O yüzden hiç umutsuzluğa düşmüyorum. Sayımız az olabilir, her toplantıda aynı yüzleri görüyor da olabiliriz; ama etki alanımız çok büyük. Kafamız zehir gibi. Bizim kaybetme gibi bir durumumuz yok."
*Oğulcan Yediveren
"Medya değişecek"
Bağımsız LGBTİ+ aktivisti Oğulcan Yediveren de medyadaki nefret söyleminden rahatsız. "LGBTİ+ların önemli bir kısmının gizli yaşadığı bir toplumda, insanların bizlere dair bilgi alabildiği yegâne kaynaklardan biri, medya" diyor ve ekliyor:
"Bu haberleri okuduğumda bir yandan da toplum benim hakkımda ne düşünüyor ya da düşünecek, onu anlamış oluyorum. Sokakta yürürken, tanımadığım insanlarla diyalog kurarken bu haberler üzerimde bir baskı oluşturabiliyor. Sonrasında 'Açılmalı mıyım, açılmamalı mıyım?', 'Sokakta yürürken erkek arkadaşımın elini tutayım mı?', 'Dışarıda sevgilimi yanağından öpeyim mi?' gibi sorular sordurarak sosyal hareketlerimi de şekillendiren bir noktaya varıyor."
"Kendimi bildim bileli medyada hâkim dil aşağı yukarı aynı ve değişmiyor" diyen Yediveren, sözlerini "Bu yüzden haberde sadece öğrenmek istediğim şeye odaklanıp onun bana vereceği duygusal hasara karşı duygusuzlaşıyorum.
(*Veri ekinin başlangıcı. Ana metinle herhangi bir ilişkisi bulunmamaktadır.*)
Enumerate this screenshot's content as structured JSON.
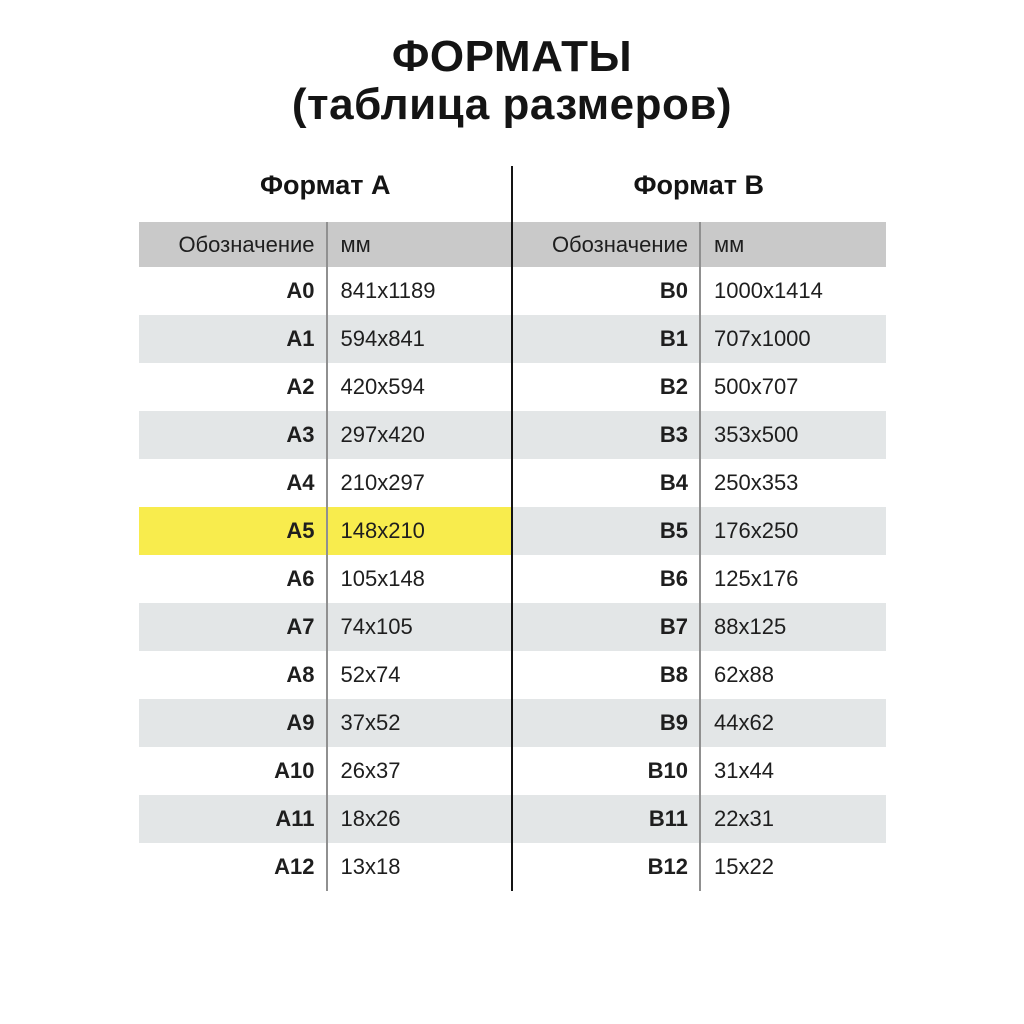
{
  "title": "ФОРМАТЫ",
  "subtitle": "(таблица размеров)",
  "columns": {
    "designation": "Обозначение",
    "mm": "мм"
  },
  "tables": [
    {
      "name": "Формат А",
      "rows": [
        {
          "designation": "A0",
          "mm": "841x1189",
          "highlight": false
        },
        {
          "designation": "A1",
          "mm": "594x841",
          "highlight": false
        },
        {
          "designation": "A2",
          "mm": "420x594",
          "highlight": false
        },
        {
          "designation": "A3",
          "mm": "297x420",
          "highlight": false
        },
        {
          "designation": "A4",
          "mm": "210x297",
          "highlight": false
        },
        {
          "designation": "A5",
          "mm": "148x210",
          "highlight": true
        },
        {
          "designation": "A6",
          "mm": "105x148",
          "highlight": false
        },
        {
          "designation": "A7",
          "mm": "74x105",
          "highlight": false
        },
        {
          "designation": "A8",
          "mm": "52x74",
          "highlight": false
        },
        {
          "designation": "A9",
          "mm": "37x52",
          "highlight": false
        },
        {
          "designation": "A10",
          "mm": "26x37",
          "highlight": false
        },
        {
          "designation": "A11",
          "mm": "18x26",
          "highlight": false
        },
        {
          "designation": "A12",
          "mm": "13x18",
          "highlight": false
        }
      ]
    },
    {
      "name": "Формат В",
      "rows": [
        {
          "designation": "B0",
          "mm": "1000x1414",
          "highlight": false
        },
        {
          "designation": "B1",
          "mm": "707x1000",
          "highlight": false
        },
        {
          "designation": "B2",
          "mm": "500x707",
          "highlight": false
        },
        {
          "designation": "B3",
          "mm": "353x500",
          "highlight": false
        },
        {
          "designation": "B4",
          "mm": "250x353",
          "highlight": false
        },
        {
          "designation": "B5",
          "mm": "176x250",
          "highlight": false
        },
        {
          "designation": "B6",
          "mm": "125x176",
          "highlight": false
        },
        {
          "designation": "B7",
          "mm": "88x125",
          "highlight": false
        },
        {
          "designation": "B8",
          "mm": "62x88",
          "highlight": false
        },
        {
          "designation": "B9",
          "mm": "44x62",
          "highlight": false
        },
        {
          "designation": "B10",
          "mm": "31x44",
          "highlight": false
        },
        {
          "designation": "B11",
          "mm": "22x31",
          "highlight": false
        },
        {
          "designation": "B12",
          "mm": "15x22",
          "highlight": false
        }
      ]
    }
  ],
  "colors": {
    "header_row_bg": "#c9c9c9",
    "stripe_bg": "#e3e6e7",
    "highlight_bg": "#f8ec4d",
    "divider_mid": "#141414",
    "divider_inner": "#909090",
    "text": "#1e1e1e"
  }
}
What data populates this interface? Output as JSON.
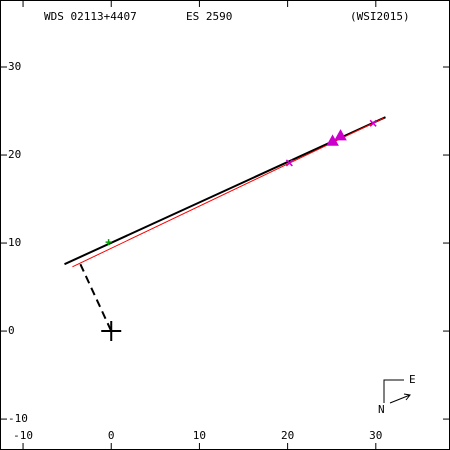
{
  "chart_data": {
    "type": "scatter",
    "labels": [
      "WDS 02113+4407",
      "ES 2590",
      "(WSI2015)"
    ],
    "xlim": [
      -12.5,
      38.3
    ],
    "ylim": [
      -13.4,
      37.5
    ],
    "xticks": [
      -10,
      0,
      10,
      20,
      30
    ],
    "yticks": [
      -10,
      0,
      10,
      20,
      30
    ],
    "series": [
      {
        "style": "line",
        "color": "#000000",
        "x": [
          -5.3,
          31.1
        ],
        "values": [
          7.6,
          24.3
        ]
      },
      {
        "style": "line",
        "color": "#ff0000",
        "x": [
          -4.4,
          30.9
        ],
        "values": [
          7.3,
          24.2
        ]
      },
      {
        "style": "dashed",
        "color": "#000000",
        "x": [
          -3.5,
          0
        ],
        "values": [
          7.6,
          0
        ]
      },
      {
        "style": "plus",
        "color": "#00a000",
        "x": [
          -0.3
        ],
        "values": [
          10.1
        ]
      },
      {
        "style": "cross",
        "color": "#cc00cc",
        "x": [
          20.2,
          29.7
        ],
        "values": [
          19.1,
          23.6
        ]
      },
      {
        "style": "triangle",
        "color": "#cc00cc",
        "x": [
          25.1,
          26.0
        ],
        "values": [
          21.6,
          22.2
        ]
      },
      {
        "style": "origin",
        "color": "#000000",
        "x": [
          0
        ],
        "values": [
          0
        ]
      }
    ],
    "compass": {
      "east": "E",
      "north": "N"
    }
  }
}
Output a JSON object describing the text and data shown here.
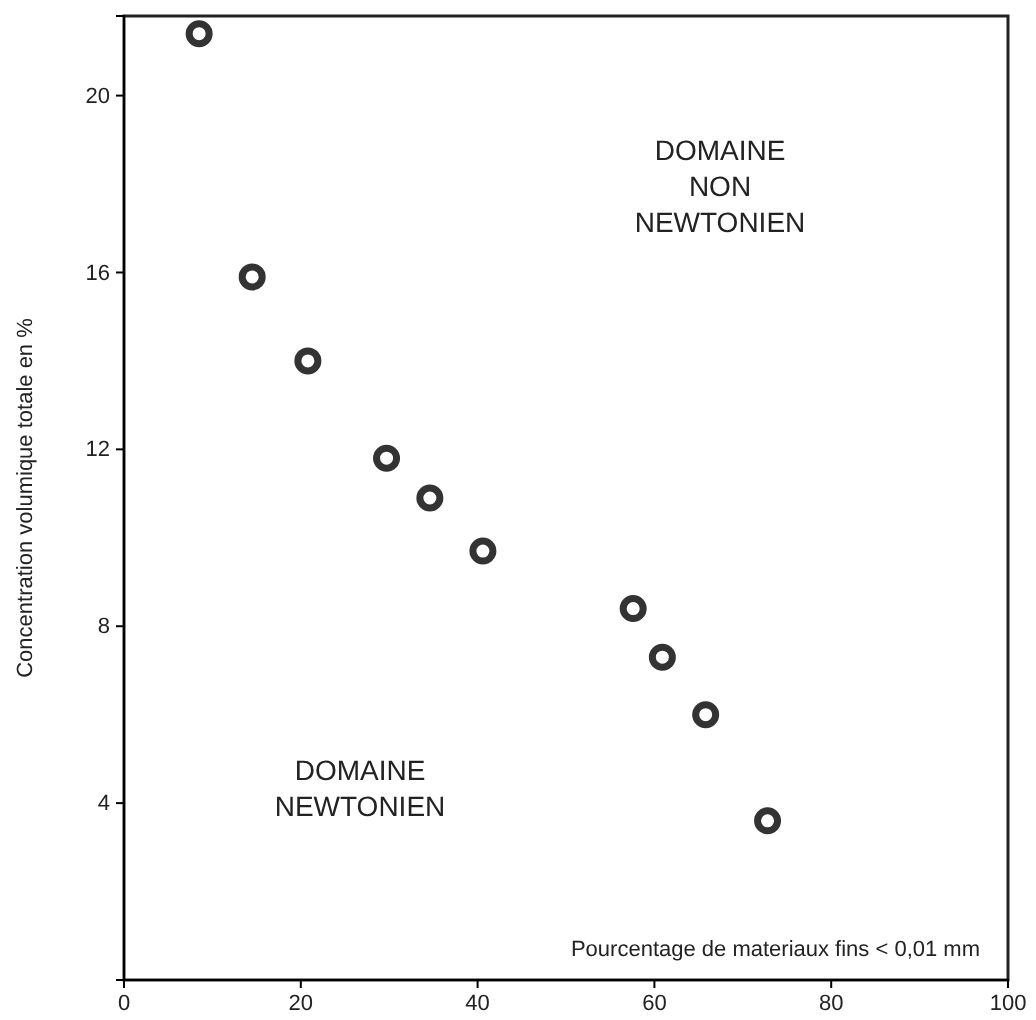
{
  "chart_data": {
    "type": "scatter",
    "xlabel": "Pourcentage de materiaux fins < 0,01 mm",
    "ylabel": "Concentration volumique totale en %",
    "x": [
      8.5,
      14.5,
      20.8,
      29.7,
      34.6,
      40.6,
      57.6,
      60.9,
      65.8,
      72.8
    ],
    "values": [
      21.4,
      15.9,
      14.0,
      11.8,
      10.9,
      9.7,
      8.4,
      7.3,
      6.0,
      3.6
    ],
    "color": "#333333",
    "marker": "circle",
    "xlim": [
      0,
      100
    ],
    "xticks": [
      0,
      20,
      40,
      60,
      80,
      100
    ],
    "ylim": [
      0,
      21.8
    ],
    "yticks": [
      4,
      8,
      12,
      16,
      20
    ],
    "annotations": [
      "DOMAINE\nNON\nNEWTONIEN",
      "DOMAINE\nNEWTONIEN"
    ]
  }
}
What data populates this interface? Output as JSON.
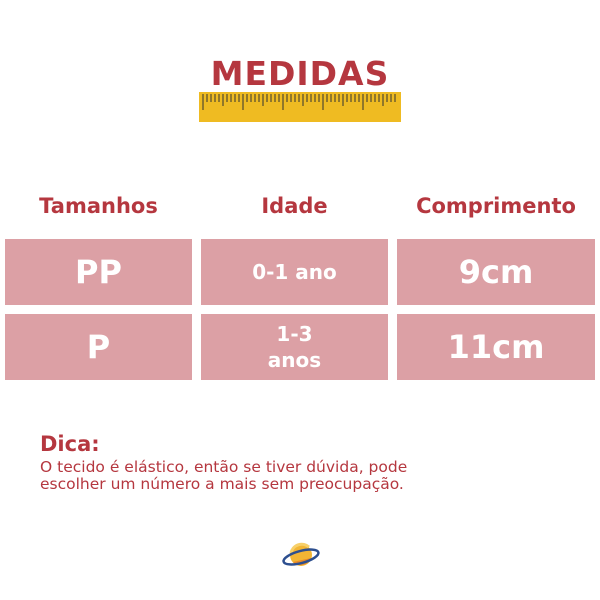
{
  "title": "MEDIDAS",
  "table": {
    "headers": [
      "Tamanhos",
      "Idade",
      "Comprimento"
    ],
    "rows": [
      {
        "size": "PP",
        "age": "0-1 ano",
        "length": "9cm"
      },
      {
        "size": "P",
        "age": "1-3 anos",
        "length": "11cm"
      }
    ]
  },
  "tip": {
    "label": "Dica:",
    "text": "O tecido é elástico, então se tiver dúvida, pode escolher um número a mais sem preocupação."
  },
  "colors": {
    "accent": "#b5373f",
    "cell": "#dca0a5",
    "ruler": "#efbb22"
  },
  "icons": [
    "ruler-icon",
    "planet-icon"
  ]
}
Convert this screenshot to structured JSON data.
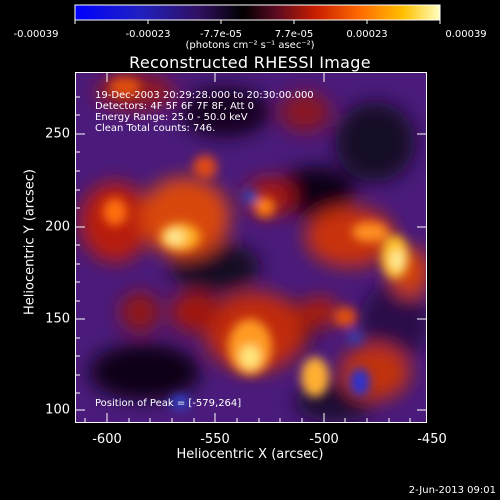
{
  "colorbar": {
    "tick_labels": [
      "-0.00039",
      "-0.00023",
      "-7.7e-05",
      "7.7e-05",
      "0.00023",
      "0.00039"
    ],
    "units": "(photons cm⁻² s⁻¹ asec⁻²)"
  },
  "plot": {
    "title": "Reconstructed RHESSI Image",
    "xlabel": "Heliocentric X (arcsec)",
    "ylabel": "Heliocentric Y (arcsec)",
    "xticks": [
      "-600",
      "-550",
      "-500",
      "-450"
    ],
    "yticks": [
      "250",
      "200",
      "150",
      "100"
    ]
  },
  "info": {
    "time": "19-Dec-2003 20:29:28.000 to 20:30:00.000",
    "detectors": "Detectors: 4F 5F 6F 7F 8F, Att 0",
    "energy": "Energy Range: 25.0 - 50.0 keV",
    "clean": "Clean      Total counts: 746."
  },
  "peak": "Position of Peak = [-579,264]",
  "footer": "2-Jun-2013 09:01"
}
Fakat hikâyeler o kadar çarpık anlatılıyor ki haberdeki bilginin doğruluğundan da emin olamıyorum. Güvenimi kaybettiğim için bir yerden sonra haberleri takip etmeye dair hevesim de kalmıyor" ifadeleriyle sürdürüyor.
Yediveren, umutsuzluğa kapılmamak gerektiğini söyleyip "Bir gün medyanın içerisinde bulunduğu büyük kurumsal yapıların değişeceğine inanıyorum. Heteroseksizmin, cisseksizmin olmadığı yapılar haline gelecekler" diyor.
"Anlatılan bizim hikâyemiz olmalı"
LGBTİ+ odaklı habercilik yapan Kaos GL LGBTİ+ Haber Portalı yazarlarından Yıldız Tar, yaptıklarını şöyle anlatıyor:
"Medyada anlatılan bir hikâye var ve o, LGBTİ+'ların hikâyesi değil. Nefret söylemine karşı alternatif bir habercilik için yola çıkarken belki de ilk olarak gündemimize aldığımız konu, anlatılanın bizim hikâyemiz olmasını sağlamak.
Çoğu zaman medyada LGBTİ+'lar sadece gündem gerektirdiğinde haber olurken biz onların gündemini sayfalarımıza taşımaya çalışıyoruz. Haberin nesnesi değil, öznesi olmalarını sağlamak için uğraşıyoruz.
Nefret söylemini azaltmaya ve medyadaki ayrımcılığa karşı olması gereken sesi güçlendirmeye çalışıyoruz. Bu sebeple günlük ya da haftalık olarak nefret söylemi içeren, ayrımcılık yapan haberleri yeniden yazarak, LGBTİ+'lara mikrofon uzatarak, bu haberlerin LGBTİ+'ları nasıl etkilediğini araştırıyoruz.
Senelik olarak yaptığımız medya izleme çalışmamızda da haberlerin gazetenin hangi sayfasında yayınladığı, konusunun ne olduğu, kimin görüşlerine başvurulduğunu soruyoruz.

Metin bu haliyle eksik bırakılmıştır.